Qui la parola chiave è cassa integrazione: in diversi casi le proroghe e gli ammortizzatori arrivano a coprire orizzonti che guardano al 2026, segnalando una fase di adattamento più lunga del previsto.
Perché il 2026 può essere delicato: le cause più ricorrenti
Mettendo insieme le analisi, emergono driver abbastanza coerenti:
- Export debole in alcuni mercati, con più incertezza su ordini e volumi.
- Consumi lenti, soprattutto nei segmenti non essenziali.
- Costi energetici e logistici che restano un tema, anche quando non sono in prima pagina.
- Instabilità geopolitica e rischio di nuove frizioni commerciali (dazi, regole, tempi doganali).
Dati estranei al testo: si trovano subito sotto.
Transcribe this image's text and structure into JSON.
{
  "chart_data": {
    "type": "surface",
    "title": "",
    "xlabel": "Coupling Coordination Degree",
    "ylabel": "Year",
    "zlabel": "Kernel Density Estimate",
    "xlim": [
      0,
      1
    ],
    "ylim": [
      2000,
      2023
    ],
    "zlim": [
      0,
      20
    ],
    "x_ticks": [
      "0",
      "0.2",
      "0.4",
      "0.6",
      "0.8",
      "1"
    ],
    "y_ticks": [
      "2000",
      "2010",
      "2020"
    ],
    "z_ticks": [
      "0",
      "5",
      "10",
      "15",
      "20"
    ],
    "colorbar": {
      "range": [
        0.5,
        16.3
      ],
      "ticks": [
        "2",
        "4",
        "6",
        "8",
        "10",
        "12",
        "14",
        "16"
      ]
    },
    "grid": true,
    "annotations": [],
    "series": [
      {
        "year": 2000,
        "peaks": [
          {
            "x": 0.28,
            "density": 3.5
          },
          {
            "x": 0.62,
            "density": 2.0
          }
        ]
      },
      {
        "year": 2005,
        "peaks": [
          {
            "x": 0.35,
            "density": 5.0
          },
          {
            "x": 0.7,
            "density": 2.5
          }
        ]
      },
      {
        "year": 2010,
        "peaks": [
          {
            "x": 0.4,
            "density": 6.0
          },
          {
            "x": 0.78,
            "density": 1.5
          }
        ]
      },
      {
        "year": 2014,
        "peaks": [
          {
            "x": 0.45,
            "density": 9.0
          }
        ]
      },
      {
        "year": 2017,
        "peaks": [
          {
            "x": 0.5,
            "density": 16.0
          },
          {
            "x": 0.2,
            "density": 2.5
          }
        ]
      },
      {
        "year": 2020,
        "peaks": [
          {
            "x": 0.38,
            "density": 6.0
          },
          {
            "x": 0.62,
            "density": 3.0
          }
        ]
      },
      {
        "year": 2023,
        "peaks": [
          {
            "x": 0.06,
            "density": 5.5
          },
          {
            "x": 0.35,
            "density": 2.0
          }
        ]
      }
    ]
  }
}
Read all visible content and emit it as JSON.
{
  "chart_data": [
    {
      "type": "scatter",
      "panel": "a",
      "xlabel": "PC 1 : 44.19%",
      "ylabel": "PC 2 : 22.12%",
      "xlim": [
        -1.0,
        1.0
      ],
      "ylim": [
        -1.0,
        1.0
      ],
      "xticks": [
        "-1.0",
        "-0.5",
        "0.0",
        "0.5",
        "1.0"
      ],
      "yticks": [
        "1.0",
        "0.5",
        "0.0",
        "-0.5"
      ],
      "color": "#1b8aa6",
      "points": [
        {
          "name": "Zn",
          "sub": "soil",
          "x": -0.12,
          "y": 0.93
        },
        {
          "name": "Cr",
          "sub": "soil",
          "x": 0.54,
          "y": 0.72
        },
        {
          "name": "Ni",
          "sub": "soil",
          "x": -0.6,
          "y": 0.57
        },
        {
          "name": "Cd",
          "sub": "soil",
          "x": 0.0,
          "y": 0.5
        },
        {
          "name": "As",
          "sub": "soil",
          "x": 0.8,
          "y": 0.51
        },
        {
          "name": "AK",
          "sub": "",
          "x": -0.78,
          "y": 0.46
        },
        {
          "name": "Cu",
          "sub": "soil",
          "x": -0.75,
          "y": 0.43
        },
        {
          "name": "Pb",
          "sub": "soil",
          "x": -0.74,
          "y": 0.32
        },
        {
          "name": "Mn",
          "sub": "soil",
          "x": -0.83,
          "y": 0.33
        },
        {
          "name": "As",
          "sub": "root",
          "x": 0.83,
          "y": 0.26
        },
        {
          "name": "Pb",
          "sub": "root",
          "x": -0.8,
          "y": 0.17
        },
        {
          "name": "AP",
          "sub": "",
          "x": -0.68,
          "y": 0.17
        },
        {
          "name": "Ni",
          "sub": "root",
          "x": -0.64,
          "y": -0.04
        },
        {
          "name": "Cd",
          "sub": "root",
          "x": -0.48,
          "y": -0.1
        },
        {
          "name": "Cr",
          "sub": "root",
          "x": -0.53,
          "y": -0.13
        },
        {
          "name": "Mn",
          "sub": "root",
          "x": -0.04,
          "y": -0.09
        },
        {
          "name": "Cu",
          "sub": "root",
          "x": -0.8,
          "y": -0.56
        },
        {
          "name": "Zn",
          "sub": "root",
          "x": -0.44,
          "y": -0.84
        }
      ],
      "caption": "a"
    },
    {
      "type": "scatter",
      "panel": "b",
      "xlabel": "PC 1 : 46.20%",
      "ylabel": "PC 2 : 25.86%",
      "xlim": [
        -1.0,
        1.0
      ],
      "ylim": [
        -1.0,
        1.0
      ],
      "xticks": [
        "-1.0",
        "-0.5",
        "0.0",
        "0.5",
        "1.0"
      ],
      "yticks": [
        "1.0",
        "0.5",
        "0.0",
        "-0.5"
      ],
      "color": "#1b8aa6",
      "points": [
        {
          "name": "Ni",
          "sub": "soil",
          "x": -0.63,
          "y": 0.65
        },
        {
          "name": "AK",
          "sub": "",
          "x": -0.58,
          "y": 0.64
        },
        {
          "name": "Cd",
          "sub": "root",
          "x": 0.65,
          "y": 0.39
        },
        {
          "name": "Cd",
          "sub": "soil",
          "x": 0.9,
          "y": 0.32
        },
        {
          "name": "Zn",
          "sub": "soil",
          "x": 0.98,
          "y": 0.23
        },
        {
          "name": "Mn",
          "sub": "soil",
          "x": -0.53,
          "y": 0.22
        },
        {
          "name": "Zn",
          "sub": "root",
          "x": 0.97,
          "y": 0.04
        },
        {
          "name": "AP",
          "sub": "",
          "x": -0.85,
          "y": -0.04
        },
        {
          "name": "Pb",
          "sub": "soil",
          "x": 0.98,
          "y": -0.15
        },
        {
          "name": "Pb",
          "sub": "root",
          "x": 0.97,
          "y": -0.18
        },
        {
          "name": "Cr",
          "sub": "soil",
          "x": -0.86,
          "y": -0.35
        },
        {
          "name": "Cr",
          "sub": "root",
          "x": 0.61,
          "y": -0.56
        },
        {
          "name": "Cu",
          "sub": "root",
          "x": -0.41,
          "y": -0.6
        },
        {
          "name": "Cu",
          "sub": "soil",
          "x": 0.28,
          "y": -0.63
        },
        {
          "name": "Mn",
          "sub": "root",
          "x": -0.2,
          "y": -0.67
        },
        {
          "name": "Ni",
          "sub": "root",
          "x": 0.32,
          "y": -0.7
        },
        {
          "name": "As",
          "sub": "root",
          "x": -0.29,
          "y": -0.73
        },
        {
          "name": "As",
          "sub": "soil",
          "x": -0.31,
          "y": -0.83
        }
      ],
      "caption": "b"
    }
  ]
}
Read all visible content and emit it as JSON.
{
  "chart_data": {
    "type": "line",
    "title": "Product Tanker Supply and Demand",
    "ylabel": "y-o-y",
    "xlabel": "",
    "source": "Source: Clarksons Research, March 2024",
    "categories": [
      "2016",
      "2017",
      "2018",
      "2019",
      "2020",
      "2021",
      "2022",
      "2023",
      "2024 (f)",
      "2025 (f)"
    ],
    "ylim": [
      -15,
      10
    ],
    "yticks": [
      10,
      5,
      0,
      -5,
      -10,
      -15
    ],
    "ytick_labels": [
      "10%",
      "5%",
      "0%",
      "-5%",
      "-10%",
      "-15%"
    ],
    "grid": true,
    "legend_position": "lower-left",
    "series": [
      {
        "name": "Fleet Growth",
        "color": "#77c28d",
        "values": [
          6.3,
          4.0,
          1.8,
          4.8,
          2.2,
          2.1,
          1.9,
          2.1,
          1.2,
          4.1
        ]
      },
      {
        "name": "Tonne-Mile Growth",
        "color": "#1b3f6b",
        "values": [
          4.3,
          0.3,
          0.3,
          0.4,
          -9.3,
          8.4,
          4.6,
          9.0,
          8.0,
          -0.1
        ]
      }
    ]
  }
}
- Concorrenza crescente, anche sul prezzo, che erode margini già tirati.
- Ritardi nei pagamenti e tensioni di liquidità, con stime che parlano di +19% fallimenti nel 2025 e fino al 40% di imprese con insoluti entro fine anno.
Una mappa rapida dei segnali da monitorare
| Settore | Nomi spesso citati | Segnali tipici da seguire nel 2026 |
|---|---|---|
| Moda e retail | Woolrich, Conbipel, Coin, Conforama, Original Marines | Riorganizzazioni, chiusure o riposizionamenti punti vendita, compressione margini |
| Automotive e filiera | Stellantis (effetto su fornitori) | Cassa integrazione, slittamento investimenti, volumi produttivi altalenanti |
Cosa aspettarsi, senza farsi prendere dal panico
La parte interessante, e anche la più “umana”, è che questa crisi non somiglia a un crollo improvviso, assomiglia più a un terreno che si muove lentamente. Molti CEO indicano l’instabilità come rischio principale, e le mappe di rischio e opportunità per il 2026-2028 vengono aggiornate proprio perché lo scenario cambia in fretta.
La conclusione, se vuoi una risposta netta, è questa: i nomi ci sono e i settori più esposti pure, moda e retail da una parte, automotive dall’altra. Ma il vero discriminante nel 2026 sarà la velocità con cui aziende e filiere riusciranno a proteggere cassa, rinnovare l’offerta e reggere l’urto di domanda incerta e costi ancora “nervosi”. In altre parole, non è solo una lista, è una prova di resilienza.